The Philippine manufacturing sector has less reason to be optimistic these days, as the weakening of the peso not only failed to boost the export sector, but also made imported inputs more expensive.
IHS Markit principal economist Bernard Aw said the weak peso, compounded by sluggish output growth, slowed the country’s manufacturing sector in September, with the Purchasing Managers’ Index (PMI) indicating a subdued growth during the month.
Despite the modest PMI number in September, however, confidence remains in the manufacturing sector, as the country still has the second-highest PMI in the region during the month, after Vietnam.
In a report released by Nikkei and IHS Markit on Monday, data showed that the country’s PMI stood at 50.8 in September, slightly up from the record-low 50.6 in August. The report said the improvement in the sector is “marginal” and the September result is the second-weakest PMI print of the country since the survey started in January 2016.
The PMI is a composite index, calculated as a weighted average of five individual sub-components. Readings above 50 signal an improvement in business conditions on the previous month, while readings below 50 show deterioration.
Vietnam’s manufacturing sector continues to lead the region’s industrial expansion during the month, registering a PMI of 53.3. The Philippines came in second with its 50.8, followed by Indonesia’s 50.4 and Thailand’s 50.3.
Meanwhile, the three countries in the region whose manufacturing sectors were in contraction mode were Malaysia, with its PMI at 49.9, Myanmar at 49.4 and Singapore at the bottom with 48.6.
The report said output volumes were partly to blame, as they rose with the weakest rate since the survey started last year amid modest sales.
Employment also shrank for the sector for the second straight month, and rising cost for raw materials was also said to have affected production plans during the period.
Aw also made mention of the peso’s weak performance during the month as one of the issues faced by local manufacturers.
“The weak peso continued to pose a problem for manufacturers. Not only did the cheaper currency fail to provide a boost to exports, it raised the costs of imports. Coupled with supply shortages due to bad weather, costs for manufacturing inputs, especially in industrial metal and paper, increased further.
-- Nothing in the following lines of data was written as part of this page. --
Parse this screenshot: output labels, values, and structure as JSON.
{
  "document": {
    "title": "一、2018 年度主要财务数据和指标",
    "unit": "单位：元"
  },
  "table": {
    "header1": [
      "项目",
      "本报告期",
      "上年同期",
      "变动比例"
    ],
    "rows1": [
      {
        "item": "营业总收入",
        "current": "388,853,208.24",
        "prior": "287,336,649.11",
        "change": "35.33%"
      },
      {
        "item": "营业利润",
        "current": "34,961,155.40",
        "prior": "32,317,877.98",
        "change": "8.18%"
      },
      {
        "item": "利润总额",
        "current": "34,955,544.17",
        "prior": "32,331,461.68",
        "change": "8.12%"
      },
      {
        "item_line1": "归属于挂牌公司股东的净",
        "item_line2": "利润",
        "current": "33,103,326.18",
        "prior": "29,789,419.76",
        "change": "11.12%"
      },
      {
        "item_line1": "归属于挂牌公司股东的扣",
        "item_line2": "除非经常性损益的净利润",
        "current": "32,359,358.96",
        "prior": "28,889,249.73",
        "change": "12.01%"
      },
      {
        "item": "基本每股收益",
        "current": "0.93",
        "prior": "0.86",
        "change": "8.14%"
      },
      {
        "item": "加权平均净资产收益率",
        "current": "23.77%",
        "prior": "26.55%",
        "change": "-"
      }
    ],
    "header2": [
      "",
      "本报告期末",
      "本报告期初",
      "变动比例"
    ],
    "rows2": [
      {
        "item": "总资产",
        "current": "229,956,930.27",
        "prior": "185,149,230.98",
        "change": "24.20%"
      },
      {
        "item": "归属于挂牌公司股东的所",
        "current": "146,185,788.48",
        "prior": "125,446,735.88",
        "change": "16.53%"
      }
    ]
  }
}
There were also reports of rising cost inflation affecting production levels,” Aw said.
The economist, however, pointed out that optimism regarding output remained high during the period, encouraging firms, in turn, to increase their purchases of inputs.
“Survey data indicated that a majority of surveyed companies still expect output to rise in the next 12 months on the back of new product launches, an improving economic climate, marketing activity and business expansions. That optimism, in turn, led
firms to step up input buying at the end of the third quarter,” the report read.
In a separate commentary, ING Bank Manila economist Joey Cuyegkeng said indicators are strong in recent months, reflecting strong economy and would likely support the third- quarter GDP.
Cuyegkeng added that the reversal of the country’s PMI downtrend in September could validate a strong GDP print for the country in the third quarter of the year.
The ING economist sees the country GDP growing by 6.5 percent to 6.6 percent in the July-to-September period.